Это произошло далеко отсюда, а могло произойти здесь. Петушок или курочка, сынок или дочка? Охотничье ружье или золотая цепочка? В Гафейре никто не знает человека по имени «Ж. Б. де Л. и наследники», землевладельца, не забывающего дарить подарки «на зубок» и устраивать для прислуги рождественские пирушки, но он не открыл бы ее жителям ничего нового. Сам его преподобие аббат, будь он жив, мог бы засвидетельствовать, что в цитадели христианства, где пребываю я в настоящее время, всегда существовал свой Палма Браво, у коего было в обычае на рождество преломлять хлеб свой в кругу чад и домочадцев. «Да возвеселится твердь земная и небесная», — пели херувимы над лагуной, облепив со всех сторон нависшее над нею округлое облако.
Нет никаких сомнений, что Инженер с детства усвоил ритуал рождественского ужина и соблюдал его до самой смерти отца, каковая была медленной и мучительной. Водянка, как и следовало ожидать. И может быть, еще есть люди, которые помнят, как шествовал старик к пиршественному столу между рядами слуг, как бы прилепленный к своему огромному вздутому животу. Какая тяжесть, какая мука, а он улыбается. И вот возвеселилась твердь земная и небесная, по слову херувимов в вышних, и Лотерейщик (если случайно попал в число приглашенных) не упустил случая, ввернул — мол, фидалго столько выпил, что в конце концов утонул в собственном брюхе; точно так же, как позже скажет про сына, про Инфанта, мол, столько он наблудил, что сам в подстилки угодил. Вы считаете, я сгущаю краски?
(В принципе так и есть. По правде сказать, водянка сама по себе — сгущение красок, карикатура на смерть. Ни один искушенный сочинитель не попадется в такую ловушку, не польстится на такую устрашающую хворь из списка возможных. Не иначе как по наущению дьявола лагуна избрала столь театральный способ мести: перелить свою влагу во чрево обреченного властителя. Но не важно. В начале была влага, и влага была во чреве его… Я не обидел вас, трудолюбивый Аббат? Могу продолжать?)
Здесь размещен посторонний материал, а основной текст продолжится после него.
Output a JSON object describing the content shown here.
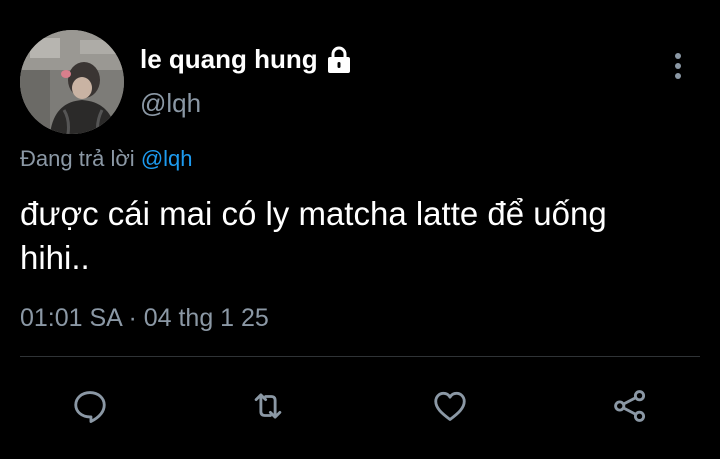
{
  "author": {
    "display_name": "le quang hung",
    "handle": "@lqh",
    "protected_icon": "lock-icon"
  },
  "menu": {
    "icon": "more-vertical-icon"
  },
  "reply_context": {
    "prefix": "Đang trả lời ",
    "mention": "@lqh"
  },
  "tweet": {
    "line1": "được cái mai có ly matcha latte để uống",
    "line2": "hihi..",
    "time": "01:01 SA",
    "separator": "·",
    "date": "04 thg 1 25"
  },
  "actions": [
    {
      "icon": "reply-icon"
    },
    {
      "icon": "retweet-icon"
    },
    {
      "icon": "like-icon"
    },
    {
      "icon": "share-icon"
    }
  ],
  "colors": {
    "background": "#000000",
    "text": "#ffffff",
    "secondary": "#8b98a5",
    "accent": "#1d9bf0",
    "divider": "#2f3336"
  }
}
В один холодный зимний день — возможно, зимою 1959 года, год свадьбы Инженера, — в Гафейру была доставлена первая вязальная машина. Позже прибудет еще несколько, одна — со специальным заданием сгубить приора Бенжамина Таррозо, который живет неподалеку отсюда и навсегда разбит параличом. Но первой была та самая. Ее выгрузили во дворе виллы Палма Браво, парень-батрак внес ее в дом и вкупе со всем, что положено, — упаковка, инструкция, гарантийная квитанция, — она воцарилась в бельевой, где Мария дас Мерсес раскрашивала засушенные цветы, дабы пожертвовать их на благотворительные базары женского Красного Креста.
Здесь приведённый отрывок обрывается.